Photo of Shawn Barnett

Theologically pietism is a winding stream with many tributaries that fans out into a wide delta. The influences range from Lutheran Orthodoxy to late medieval Catholic mysticism and the spiritual alchemy of Jakob Böhme and Paraclesus. The influence and heritage of pietism up to the present is just as varied. The ways in which this heritage was reappropriated in the 19th century provides some often surprisingly stark contrasts. Norwegian immigrants to North America in late 19th century used a catechism by the Pietist Erik Pontoppidan and a prayer book by Nils Laache who was influenced strongly by Rosenius. Nevertheless, many of these Norwegians came under the influence of the Lutheran Church, Missouri Synod known for its emphasis upon doctrinal purity and strongly advocated the theology of the Formula of Concord even though the Church of Norway had never required its ministers to subscribe thereto.
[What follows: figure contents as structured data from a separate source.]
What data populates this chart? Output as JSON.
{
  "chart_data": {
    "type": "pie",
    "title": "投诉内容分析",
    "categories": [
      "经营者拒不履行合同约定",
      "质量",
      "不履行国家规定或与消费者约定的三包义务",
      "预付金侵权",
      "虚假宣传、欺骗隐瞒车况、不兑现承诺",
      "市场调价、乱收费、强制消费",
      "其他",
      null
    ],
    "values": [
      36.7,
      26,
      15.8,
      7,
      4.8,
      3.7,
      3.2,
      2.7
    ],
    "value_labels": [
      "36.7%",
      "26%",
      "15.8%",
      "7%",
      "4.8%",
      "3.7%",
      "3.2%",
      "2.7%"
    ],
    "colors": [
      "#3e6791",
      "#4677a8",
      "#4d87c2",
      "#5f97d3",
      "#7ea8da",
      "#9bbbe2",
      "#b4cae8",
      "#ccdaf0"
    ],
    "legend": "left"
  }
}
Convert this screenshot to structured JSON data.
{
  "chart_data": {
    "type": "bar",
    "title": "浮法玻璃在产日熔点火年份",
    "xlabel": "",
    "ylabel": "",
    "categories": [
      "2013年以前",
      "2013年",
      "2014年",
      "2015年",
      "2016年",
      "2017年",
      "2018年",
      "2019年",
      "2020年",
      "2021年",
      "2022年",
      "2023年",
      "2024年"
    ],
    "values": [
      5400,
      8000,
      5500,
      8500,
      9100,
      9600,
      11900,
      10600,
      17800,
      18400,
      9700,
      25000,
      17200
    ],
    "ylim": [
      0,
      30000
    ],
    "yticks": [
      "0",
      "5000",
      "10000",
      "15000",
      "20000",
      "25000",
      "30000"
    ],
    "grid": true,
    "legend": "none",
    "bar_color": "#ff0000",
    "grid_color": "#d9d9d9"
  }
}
The Missouri Synod itself had roots in pietism which—despite an increasing aversion to Spener and even to the much beloved proto-pietist Johann Arndt—continued to be shaped by its pietist heritage. In Sweden, the pietist heritage was variously appropriated by P.P. Waldenström, Swedish Baptists, and Henric Schartau and his followers in western Sweden. The latter has been woefully ignored by English-language scholarship and represents a major lacuna in our understanding of the relationship between orthodoxy and pietism in the 19th century. The relationship between pietism, awakening, and confessionalism remains a field ripe for historical research and perhaps even personal discovery. Furthermore, the interplay and even aversion between confessionalism and pietism may serve as a useful perspective for evaluating our heritage and its prospects for survival in the 21st century. It is hard to imagine a church body with a quia subscription to the Lutheran Confessions ever rebranding itself to sound like a corporate consultant firm. Can pietism survive the influence of corporate capitalist marketing strategies, can it absorb them, or will it morph into something entirely different? Perhaps doctrinal precision may not only safeguard the fides quae creditur (the faith which is believed), but also the fides qua creditur (the faith with which one believes, the living and active faith which is the hallmark of pietism).